“De Cocu Magnifique” en “Moedersnacht”: het Toneelhuis toont eigen werk.

Het Toneelhuis boert artistiek niet slecht. Nadat twee maanden geleden het startschot voor het eerste seizoen werd gegeven, heeft de heisa omtrent de officiële opener “Liefhebber” – een gastproductie van Toneelgroep Amsterdam – en de nu al beruchte publiekstribune daar weinig aan veranderd. Door al die commotie zou een mens haast vergeten dat in de Antwerpse Bourla een evenwichtige cyclus rond Thomas Bernhard, Oostenrijks meest spitante theaterkankeraar, te zien was.

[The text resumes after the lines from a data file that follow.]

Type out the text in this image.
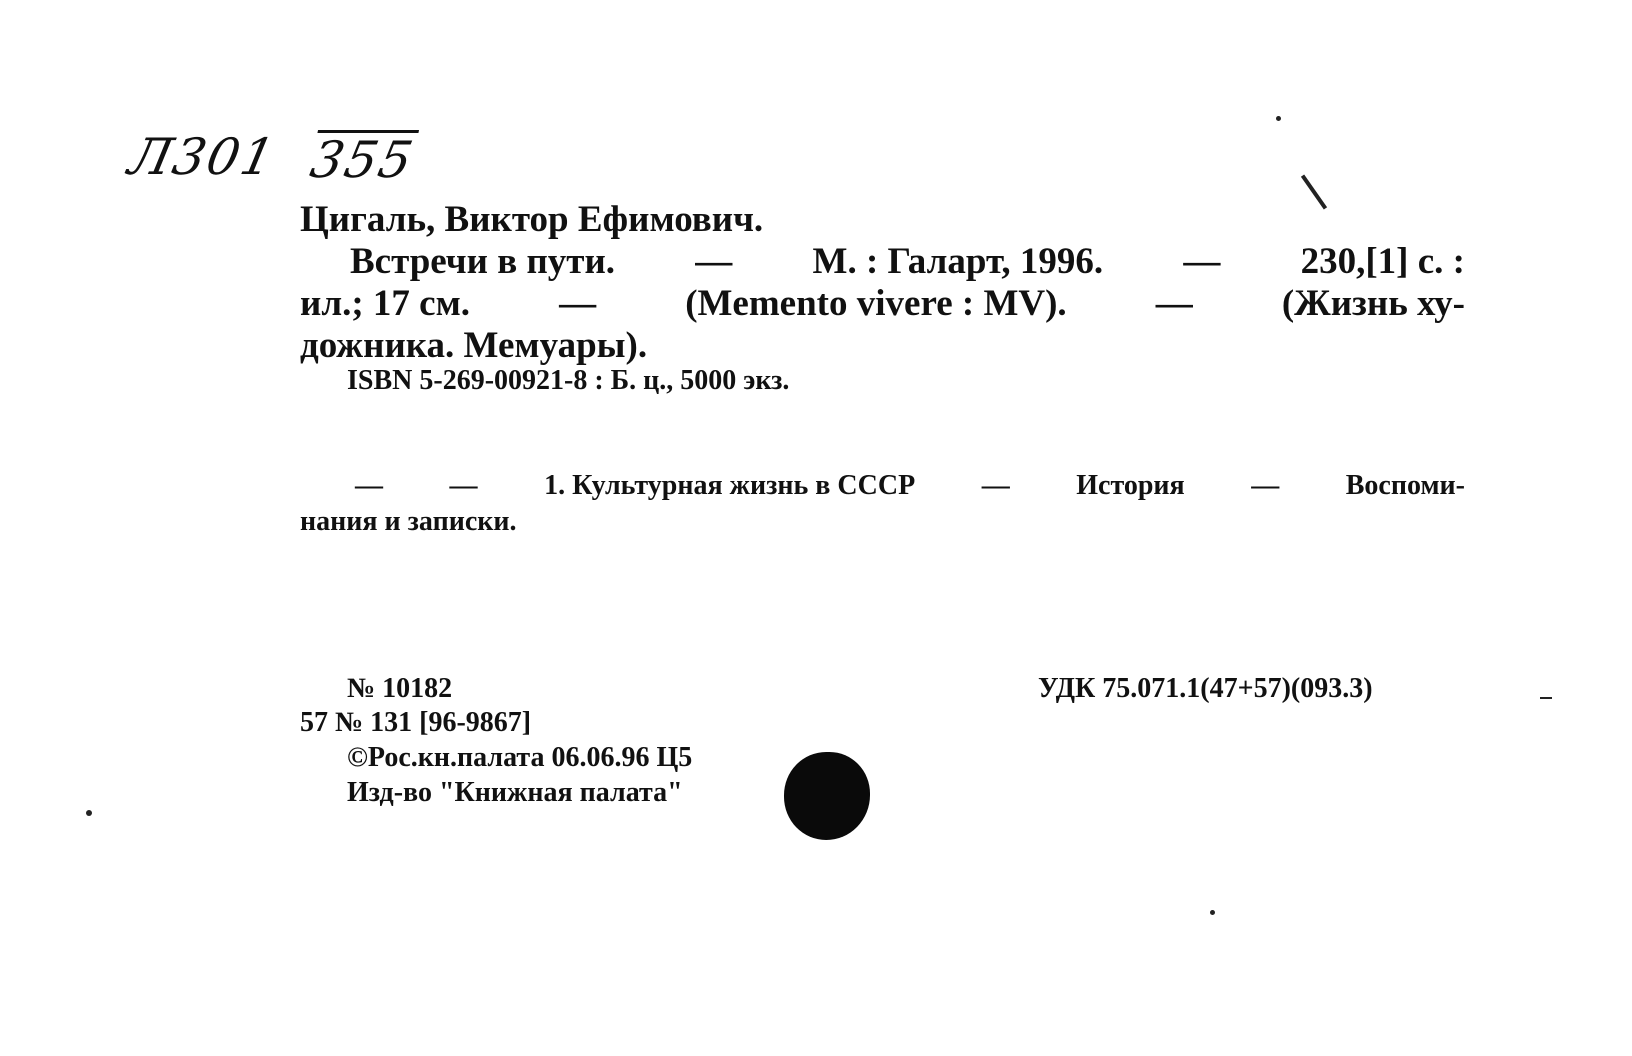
Л301 355
Цигаль, Виктор Ефимович.
Встречи в пути. — М. : Галарт, 1996. — 230,[1] с. :
ил.; 17 см. — (Memento vivere : MV). — (Жизнь ху-
дожника. Мемуары).
ISBN 5-269-00921-8 : Б. ц., 5000 экз.
— — 1. Культурная жизнь в СССР — История — Воспоми-
нания и записки.
№ 10182
57 № 131 [96-9867]
УДК 75.071.1(47+57)(093.3)
©Рос.кн.палата 06.06.96 Ц5
Изд-во "Книжная палата"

Bovendien dienden de jongens van Cie de Koe en Stan er samen een – zowel letterlijk als figuurlijk – smakelijk “My dinner with André” op.

Toegegeven, behalve de reprise van de Bernhard-productie “Voor het pensioen” (de zwanenzang van de Blauwe Maandag Compagnie op het einde van het vorige seizoen vooraleer ze met de KNS fuseerde), waren het hoofdzakelijk de “gasten” die in het begin het mooie weer maakten. Op eigen werk van het huis was het wachten tot midden oktober, toen “De Cocu Magnifique” en “Moedersnacht” in première gingen. En dat wachten loonde om verschillende redenen de moeite. Enerzijds omdat beide producties de hooggespannen verwachtingen grotendeels inlosten, anderzijds omdat er boeiend theater te beleven viel.

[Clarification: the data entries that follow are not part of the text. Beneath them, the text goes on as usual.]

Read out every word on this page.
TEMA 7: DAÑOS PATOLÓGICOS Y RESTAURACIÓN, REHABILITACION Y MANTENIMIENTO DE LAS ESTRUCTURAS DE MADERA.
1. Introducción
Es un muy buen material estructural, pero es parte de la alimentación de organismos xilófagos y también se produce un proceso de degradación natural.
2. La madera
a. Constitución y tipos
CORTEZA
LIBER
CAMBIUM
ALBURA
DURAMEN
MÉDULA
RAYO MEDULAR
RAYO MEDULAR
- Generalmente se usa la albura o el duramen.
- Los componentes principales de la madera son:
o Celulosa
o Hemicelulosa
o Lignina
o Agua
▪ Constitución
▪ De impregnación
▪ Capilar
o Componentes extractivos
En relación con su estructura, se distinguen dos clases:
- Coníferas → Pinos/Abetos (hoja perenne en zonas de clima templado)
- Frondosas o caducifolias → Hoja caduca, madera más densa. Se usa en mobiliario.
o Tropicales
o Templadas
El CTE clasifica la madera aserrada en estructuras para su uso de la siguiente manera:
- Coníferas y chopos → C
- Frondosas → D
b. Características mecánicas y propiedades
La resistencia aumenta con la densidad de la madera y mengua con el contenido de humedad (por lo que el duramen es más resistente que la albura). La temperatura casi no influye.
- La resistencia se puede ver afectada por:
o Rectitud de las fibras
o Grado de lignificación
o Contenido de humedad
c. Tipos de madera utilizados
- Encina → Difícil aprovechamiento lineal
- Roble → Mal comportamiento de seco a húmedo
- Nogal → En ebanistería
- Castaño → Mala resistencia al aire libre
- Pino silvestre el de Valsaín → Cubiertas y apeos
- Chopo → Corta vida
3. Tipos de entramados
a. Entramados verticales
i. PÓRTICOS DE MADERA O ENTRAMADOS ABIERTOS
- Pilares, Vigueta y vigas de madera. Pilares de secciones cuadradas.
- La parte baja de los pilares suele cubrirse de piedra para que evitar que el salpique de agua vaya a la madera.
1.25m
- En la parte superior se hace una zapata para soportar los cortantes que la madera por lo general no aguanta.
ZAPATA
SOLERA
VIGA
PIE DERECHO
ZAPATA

De eerste stappen van Het Toneelhuis lijken trouwens volledig in het verlengde te liggen van de theaterlijn die Luk Perceval de afgelopen jaren bij de Blauwe Maandag Compagnie heeft uitgestippeld. Ter herinnering: een diepgravende dramaturgie, een wat oneerbiedige en niet van enige relativerende humor gespeende actualisering. Hecht ensemblewerk en puike acteerprestaties, en een directe, maar niet altijd publieksvriendelijke communicatie met een hoge amusementswaarde. Het resultaat is niet zelden een ernstige farce, een gebarsten spiegel voor het publiek.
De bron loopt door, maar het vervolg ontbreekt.